Homeless people are thought to have moved into Colliers Wood’s hated tower, as more questions are raised over the building’s future.

At a public meeting last week more than 100 residents voiced their anger at the condition of the 17-storey structure - which they claim is crumbling dangerously and has become home to rough sleepers.

This week Merton Council said the netting which covers parts of the tower is enough to make the High Street building safe.

MP Siobhain McDonagh, who organised Thursday night’s meeting, said the building’s owner Asif Aziz was happy to let it decay until he was given more generous planning permission for the site.

She said: “He can sit on the property for a very long time.
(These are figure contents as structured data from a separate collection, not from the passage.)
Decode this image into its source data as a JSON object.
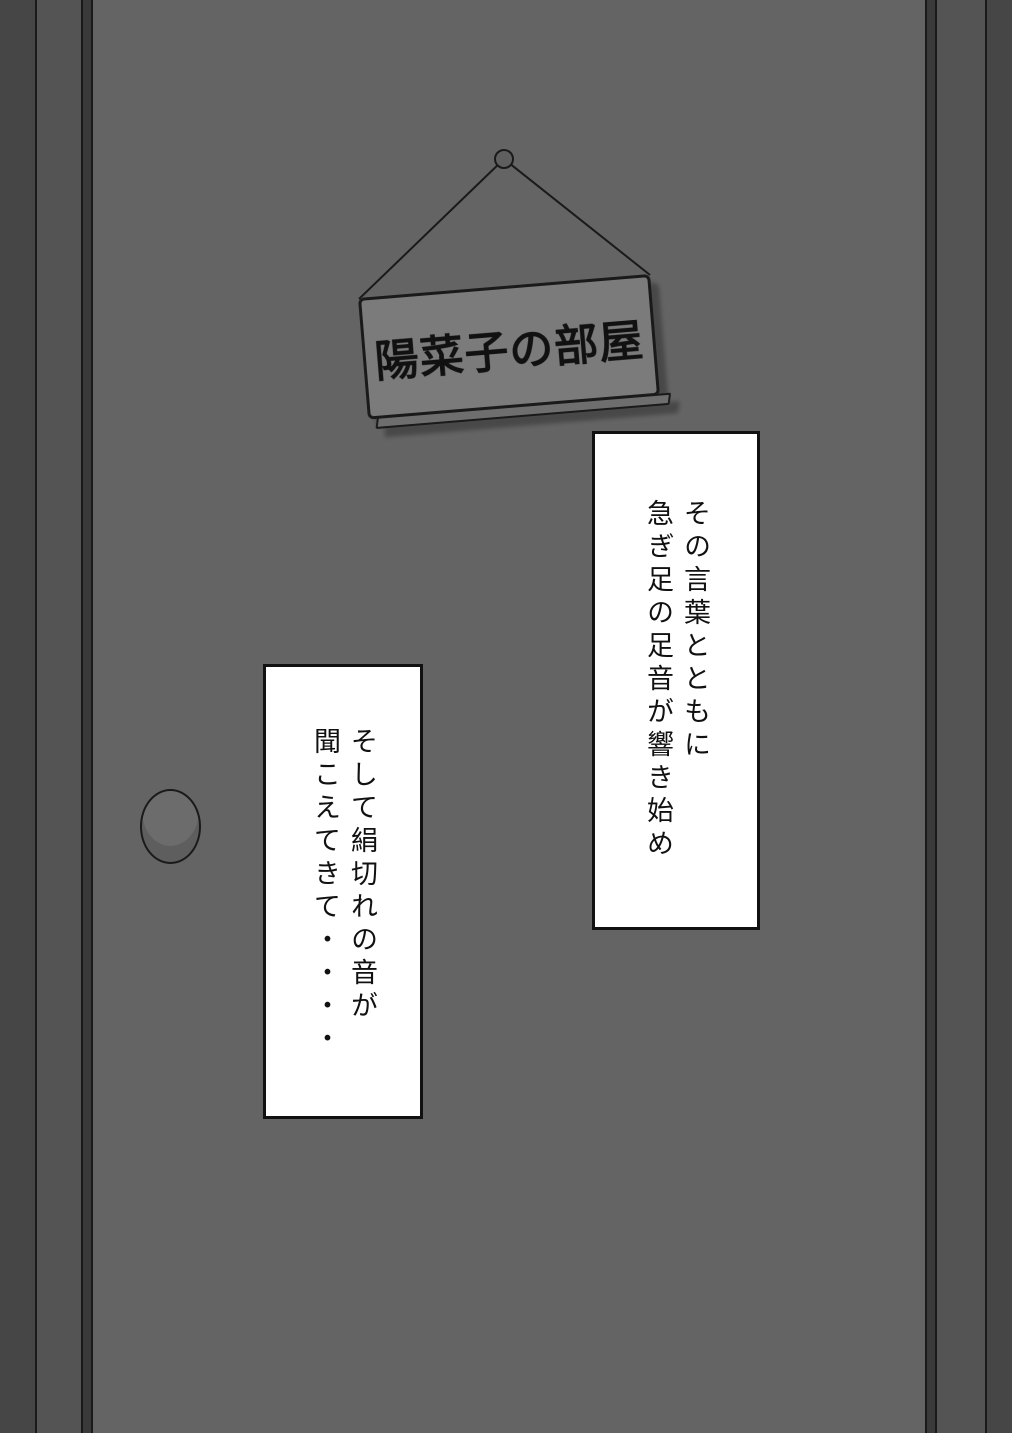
{
  "colors": {
    "wall": "#464646",
    "frame": "#545454",
    "groove": "#3a3a3a",
    "door": "#646464",
    "edge_line": "#1a1a1a",
    "sign_face": "#7b7b7b",
    "sign_side": "#6e6e6e",
    "knob": "#6c6c6c",
    "caption_bg": "#ffffff",
    "caption_border": "#111111",
    "text": "#111111"
  },
  "sign": {
    "label": "陽菜子の部屋"
  },
  "captions": [
    {
      "lines": [
        "その言葉とともに",
        "急ぎ足の足音が響き始め"
      ]
    },
    {
      "lines": [
        "そして絹切れの音が",
        "聞こえてきて・・・・"
      ]
    }
  ]
}
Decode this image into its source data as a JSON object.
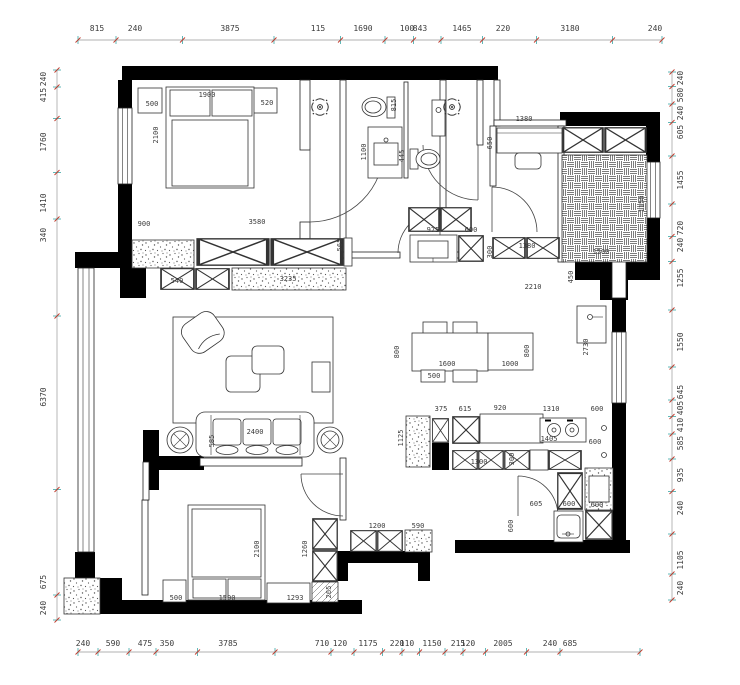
{
  "plan": {
    "type": "apartment-floor-plan",
    "units": "mm"
  },
  "colors": {
    "wall": "#000000",
    "furniture_line": "#333333",
    "dim_line": "#999999",
    "tick": "#3aa6a6",
    "tick_slash": "#c0392b",
    "dim_text": "#3b3b3b"
  },
  "dimensions": {
    "top": {
      "orient": "h",
      "line_pos": 40,
      "text_pos": 31,
      "start": 78,
      "end": 662,
      "labels": [
        {
          "t": "815",
          "p": 97
        },
        {
          "t": "240",
          "p": 135
        },
        {
          "t": "3875",
          "p": 230
        },
        {
          "t": "115",
          "p": 318
        },
        {
          "t": "1690",
          "p": 363
        },
        {
          "t": "100",
          "p": 407
        },
        {
          "t": "843",
          "p": 420
        },
        {
          "t": "1465",
          "p": 462
        },
        {
          "t": "220",
          "p": 503
        },
        {
          "t": "3180",
          "p": 570
        },
        {
          "t": "240",
          "p": 655
        }
      ]
    },
    "bottom": {
      "orient": "h",
      "line_pos": 652,
      "text_pos": 646,
      "start": 78,
      "end": 640,
      "labels": [
        {
          "t": "240",
          "p": 83
        },
        {
          "t": "590",
          "p": 113
        },
        {
          "t": "475",
          "p": 145
        },
        {
          "t": "350",
          "p": 167
        },
        {
          "t": "3785",
          "p": 228
        },
        {
          "t": "710",
          "p": 322
        },
        {
          "t": "120",
          "p": 340
        },
        {
          "t": "1175",
          "p": 368
        },
        {
          "t": "220",
          "p": 397
        },
        {
          "t": "110",
          "p": 407
        },
        {
          "t": "1150",
          "p": 432
        },
        {
          "t": "215",
          "p": 458
        },
        {
          "t": "120",
          "p": 468
        },
        {
          "t": "2005",
          "p": 503
        },
        {
          "t": "240",
          "p": 550
        },
        {
          "t": "685",
          "p": 570
        }
      ]
    },
    "left": {
      "orient": "v",
      "line_pos": 57,
      "text_pos": 46,
      "start": 70,
      "end": 620,
      "labels": [
        {
          "t": "240",
          "p": 79
        },
        {
          "t": "415",
          "p": 95
        },
        {
          "t": "1760",
          "p": 142
        },
        {
          "t": "1410",
          "p": 203
        },
        {
          "t": "340",
          "p": 235
        },
        {
          "t": "6370",
          "p": 397
        },
        {
          "t": "675",
          "p": 582
        },
        {
          "t": "240",
          "p": 608
        }
      ]
    },
    "right": {
      "orient": "v",
      "line_pos": 672,
      "text_pos": 683,
      "start": 72,
      "end": 600,
      "labels": [
        {
          "t": "240",
          "p": 78
        },
        {
          "t": "580",
          "p": 95
        },
        {
          "t": "240",
          "p": 113
        },
        {
          "t": "605",
          "p": 132
        },
        {
          "t": "1455",
          "p": 180
        },
        {
          "t": "720",
          "p": 228
        },
        {
          "t": "240",
          "p": 245
        },
        {
          "t": "1255",
          "p": 278
        },
        {
          "t": "1550",
          "p": 342
        },
        {
          "t": "645",
          "p": 392
        },
        {
          "t": "405",
          "p": 408
        },
        {
          "t": "410",
          "p": 425
        },
        {
          "t": "585",
          "p": 443
        },
        {
          "t": "935",
          "p": 475
        },
        {
          "t": "240",
          "p": 508
        },
        {
          "t": "1105",
          "p": 560
        },
        {
          "t": "240",
          "p": 588
        }
      ]
    }
  },
  "interior_labels": [
    {
      "t": "500",
      "x": 152,
      "y": 106
    },
    {
      "t": "1900",
      "x": 207,
      "y": 97
    },
    {
      "t": "520",
      "x": 267,
      "y": 105
    },
    {
      "t": "2100",
      "x": 158,
      "y": 135,
      "r": 1
    },
    {
      "t": "900",
      "x": 144,
      "y": 226
    },
    {
      "t": "3580",
      "x": 257,
      "y": 224
    },
    {
      "t": "565",
      "x": 342,
      "y": 245,
      "r": 1
    },
    {
      "t": "540",
      "x": 177,
      "y": 283
    },
    {
      "t": "3235",
      "x": 288,
      "y": 281
    },
    {
      "t": "815",
      "x": 396,
      "y": 105,
      "r": 1
    },
    {
      "t": "1100",
      "x": 366,
      "y": 152,
      "r": 1
    },
    {
      "t": "445",
      "x": 404,
      "y": 156,
      "r": 1
    },
    {
      "t": "1380",
      "x": 524,
      "y": 121
    },
    {
      "t": "650",
      "x": 492,
      "y": 143,
      "r": 1
    },
    {
      "t": "975",
      "x": 433,
      "y": 232
    },
    {
      "t": "600",
      "x": 471,
      "y": 232
    },
    {
      "t": "1380",
      "x": 527,
      "y": 248
    },
    {
      "t": "300",
      "x": 492,
      "y": 252,
      "r": 1
    },
    {
      "t": "1150",
      "x": 644,
      "y": 204,
      "r": 1
    },
    {
      "t": "1500",
      "x": 601,
      "y": 254
    },
    {
      "t": "2210",
      "x": 533,
      "y": 289
    },
    {
      "t": "450",
      "x": 573,
      "y": 277,
      "r": 1
    },
    {
      "t": "2400",
      "x": 255,
      "y": 434
    },
    {
      "t": "585",
      "x": 214,
      "y": 441,
      "r": 1
    },
    {
      "t": "800",
      "x": 399,
      "y": 352,
      "r": 1
    },
    {
      "t": "1600",
      "x": 447,
      "y": 366
    },
    {
      "t": "500",
      "x": 434,
      "y": 378
    },
    {
      "t": "1000",
      "x": 510,
      "y": 366
    },
    {
      "t": "800",
      "x": 529,
      "y": 351,
      "r": 1
    },
    {
      "t": "2730",
      "x": 588,
      "y": 347,
      "r": 1
    },
    {
      "t": "375",
      "x": 441,
      "y": 411
    },
    {
      "t": "615",
      "x": 465,
      "y": 411
    },
    {
      "t": "920",
      "x": 500,
      "y": 410
    },
    {
      "t": "1310",
      "x": 551,
      "y": 411
    },
    {
      "t": "600",
      "x": 597,
      "y": 411
    },
    {
      "t": "1125",
      "x": 403,
      "y": 438,
      "r": 1
    },
    {
      "t": "1405",
      "x": 549,
      "y": 441
    },
    {
      "t": "600",
      "x": 595,
      "y": 444
    },
    {
      "t": "1300",
      "x": 479,
      "y": 464
    },
    {
      "t": "300",
      "x": 514,
      "y": 459,
      "r": 1
    },
    {
      "t": "605",
      "x": 536,
      "y": 506
    },
    {
      "t": "600",
      "x": 569,
      "y": 506
    },
    {
      "t": "600",
      "x": 597,
      "y": 507
    },
    {
      "t": "600",
      "x": 513,
      "y": 526,
      "r": 1
    },
    {
      "t": "590",
      "x": 418,
      "y": 528
    },
    {
      "t": "1200",
      "x": 377,
      "y": 528
    },
    {
      "t": "2100",
      "x": 259,
      "y": 549,
      "r": 1
    },
    {
      "t": "1260",
      "x": 307,
      "y": 549,
      "r": 1
    },
    {
      "t": "500",
      "x": 176,
      "y": 600
    },
    {
      "t": "1500",
      "x": 227,
      "y": 600
    },
    {
      "t": "1293",
      "x": 295,
      "y": 600
    },
    {
      "t": "265",
      "x": 331,
      "y": 592,
      "r": 1
    }
  ]
}
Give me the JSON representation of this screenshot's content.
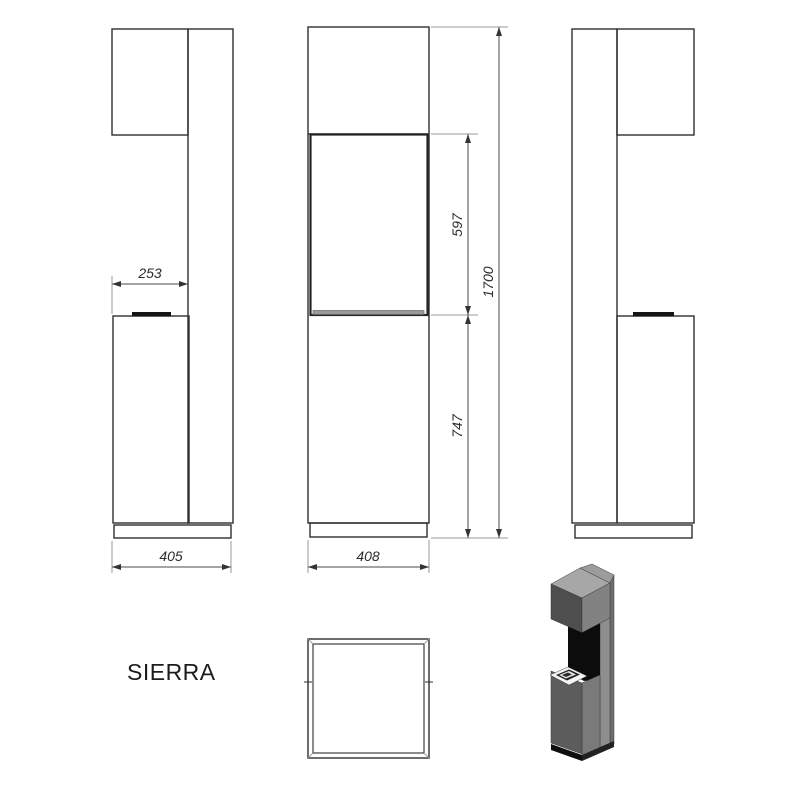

The more he sits on it, the more desperate people become.”

A spokesman for the tower’s owner said they were working to start a development on the site despite the difficult economic climate - and warned Ms McDonagh’s words were “not helping anyone”.

Michael Hughes, head of development at Criterion Holdings, said the company was in discussion with council planning officers about a new project and would talk to the community more when firm plans were in place.

During last week’s meeting at the Mertonvision centre in Clarendon Road, some residents said the council should try to buy the tower under a compulsory purchase order - but councillors warned this was unlikely to succeed without commitment from other developers to immediately take it off the council’s hands.

The building was voted the ugliest in London in a 2006 BBC poll.

Councillor Diane Neil Mills, cabinet member for finance and regeneration, said: "The current economic conditions have slowed down development throughout the UK, including in Merton.

"However, we continue to work with the owners to come up with a sustainable solution which will bring about a long-overdue redevelopment of the tower for the benefit of both the residents and businesses in Colliers Wood."